China’s Tencent Holdings has signed a memorandum of understanding with the Hong Kong Science and Technology Park (HKSTP) in a move to speed up the deployment of financial technology in the city. Currently, one in every seven tenants in HKSTP operate in the fintech space, according to the science park.
Tencent will provide its technology expertise in areas including payment systems, electronic wallets, data security, the blockchain, artificial intelligence, and the internet of things. HKSTP will serve as an incubator for Tencent’s new projects. The two entities will also explore investment opportunities, as well as establish a talent development programme and a joint incubation programme. These moves are all aimed at fintech research and development.
This collaboration is an important step for Tencent as it move further into developing enterprise solutions. Locally, the Hong Kong government is also attempting to diversify its economy, which places an outsized focus on finance and real estate. In October 2018, Hong Kong’s government allocated HKD 28 billion (US$3.57 billion) to boost the city’s innovation and technology scene.
That official push came as nearby Singapore is also in a race to bolster its fintech players. The Asia Pacific region’s fintech industry is will reach US$72 billion by 2020, according to Frost & Sullivan.
The common belief is that Hong Kong has a firmer foot as Asia’s main financial centre, but it is Singapore that is ahead in innovation and developing new services.
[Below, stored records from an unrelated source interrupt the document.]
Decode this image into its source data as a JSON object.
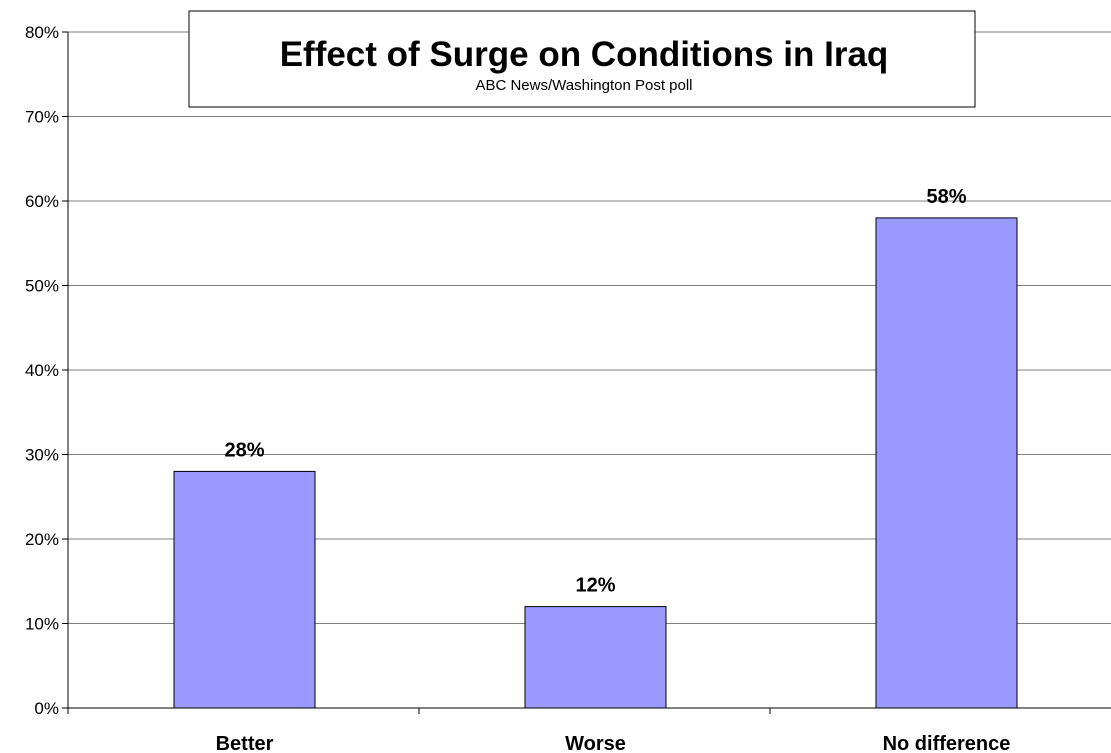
{
  "chart_data": {
    "type": "bar",
    "title": "Effect of Surge on Conditions in Iraq",
    "subtitle": "ABC News/Washington Post poll",
    "categories": [
      "Better",
      "Worse",
      "No difference"
    ],
    "values": [
      28,
      12,
      58
    ],
    "data_labels": [
      "28%",
      "12%",
      "58%"
    ],
    "ylim": [
      0,
      80
    ],
    "yticks": [
      0,
      10,
      20,
      30,
      40,
      50,
      60,
      70,
      80
    ],
    "ytick_labels": [
      "0%",
      "10%",
      "20%",
      "30%",
      "40%",
      "50%",
      "60%",
      "70%",
      "80%"
    ],
    "grid": true,
    "legend": "none",
    "bar_color": "#9999ff",
    "bar_outline": "#000000"
  }
}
In recent years, Hong Kong firms have faced tougher regulatory hurdles than their counterparts in Singapore. For instance, early-stage e-wallet startups in Singapore do not require a license to offer their services, while similar business in Hong Kong do need an operating license issued by regulators, and have to comply with strict rules that govern their accounts. According to private equity firm tryb, Hong Kong only had fewer than 100 fintech firms in mid-2016, despite attracting close to US$300 million in fintech funding. Yet as of 2018, that number has more than tripled.
Last year, the Hong Kong Monetary Authority placed the city’s fintech agenda at the heart of its new initiatives. A total of HK$500 million (US$64 million) had been allocated for a five-year push to support the development of new technology in Hong Kong’s financial services. Some of the agreements that were inked in the first half of 2018 include projects to develop a cross-border trade finance system and fintech research projects.
Tencent’s partnership might just be what Hong Kong needs to become the heart of Asia’s fintech scene.